Doing my best Don Quixote imitation, I am going to cite the NY POST op-ed page, which shows several instances that Att'y Gen. Spitzer has gone easy when prosecuting political allies. Remember, he has a national reputation as a "tough" prosecutor, even known for stepping on the toes of the SEC in Wall Street prosecutions. I wonder what kind of Governor he'll be?
New York State United Teachers: After it was discovered that investment
firm ING was paying $3 million a year in kickbacks to NYSUT to hawk its
investment products, Spitzer brokered a deal wherein ING agreed to pay $30
million in fines.
NYSUT, the recipient of the bribes and one of the state's strongest special
interests, got off with a minuscule $100,000 fine.

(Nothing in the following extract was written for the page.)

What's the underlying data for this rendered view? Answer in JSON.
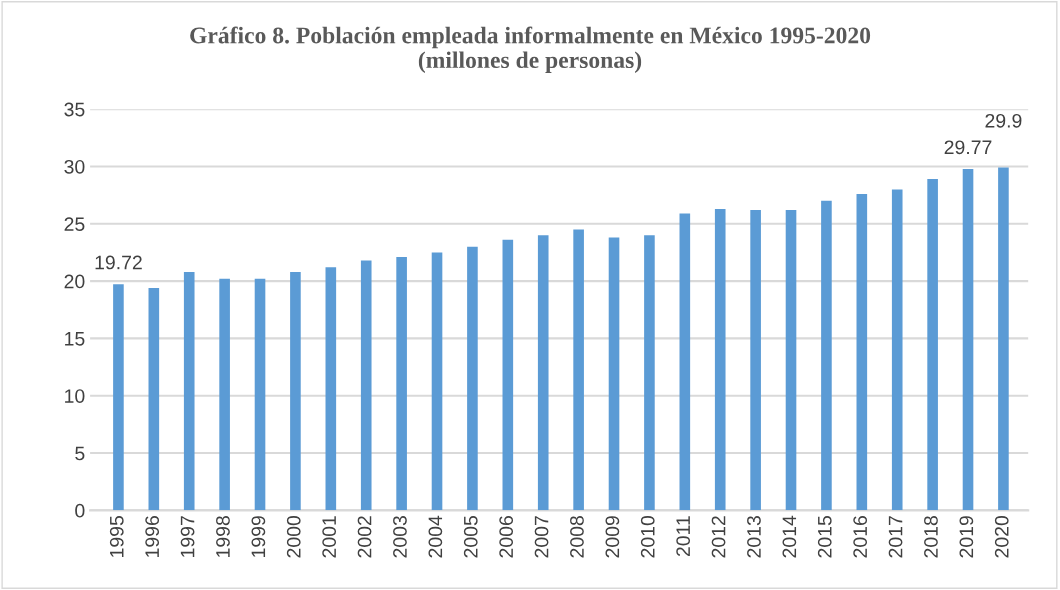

Gloria Wise Boys and Girls Club: City gumshoes implicated six of the
politically powerful club's execs for misappropriating funds, lavishing more
than a million taxpayer-dollars on themselves and on the now-bankrupt radio
network Air America.
Nonetheless, Spitzer let four of these Democratic operatives walk; the
remaining two got wrist-slap $5,000 fines.
(Ponder for a moment that the fines imposed on NYSUT and Wise were
fractions of the embezzled booties. Perhaps the lesson Spitzer meant to impart
was "crime sometimes does pay.")
Carl McCall: In the run-up to New York Stock Exchange CEO Dick Grasso's
much-maligned $187 million deferred-compensation payout, McCall - a former New
York comptroller and failed Democratic candidate for governor - served as
chairman of the compensation committee. At the critical meeting where the
payment was approved, McCall was the guy selling the arrangement to the other
Big Board directors.
When Spitzer announced his lawsuits, McCall escaped untargeted. Yet his
predecessor as comp-committee chair, Ken Langone (an outspoken Republican), was sued.
Ruben Diaz: Employees at the Soundview Community in Action organization
(which provides social services to poor people in The Bronx) grew frustrated
that their boss, Sen. Ruben Diaz, was using them for his political work, so they
called in Spitzer.
In eight sworn affidavits, they detailed how the center - funded with state
and federal tax dollars - was serving as a personal cash cow for Diaz
Diaz had put both his wife and ex-wife into no-show jobs that together paid
$81,000 a year. He used Soundville staffers to distribute campaign literature,
to work in his district office - and even to set up his own birthday
Spitzer let Diaz, an influential Latino Democrat and Pentecostal minister,
off with a $5,000 fine and no admission of wrongdoing.
Let's just say I don't have "high hopes" for the Spitzer administration.
Spitzer continues to paint Faso as "extreme," and cites Republicans who opposed him in the primary. Faso is a conservative, which is easily characterized as extreme in NYS. Conservatives are often relegated to opposing liberal legislation. This is because most of their bills get squashed by the liberal politics of Albany (With some notable exceptions: Keandra's Law, Vasean's Law, and others that Shelly Silver's Assembly was shamed into acting on).
This means Faso doesn't have alot of sponsored legislation to promote himself with; he opposed much liberal legislation that is now law. These seem like easy openings for Spitzer, but Faso must defend his principles, as well as attack Spitzer's. I don't see him as aggressive enough, or he just doesn't have the money to get his name and message (in that order) out there. If he rallies, he may only lose by 20 points, but he's somewhere around 50 points down right now.
That's this conservative's two cents on the NYS Governor's "coronation."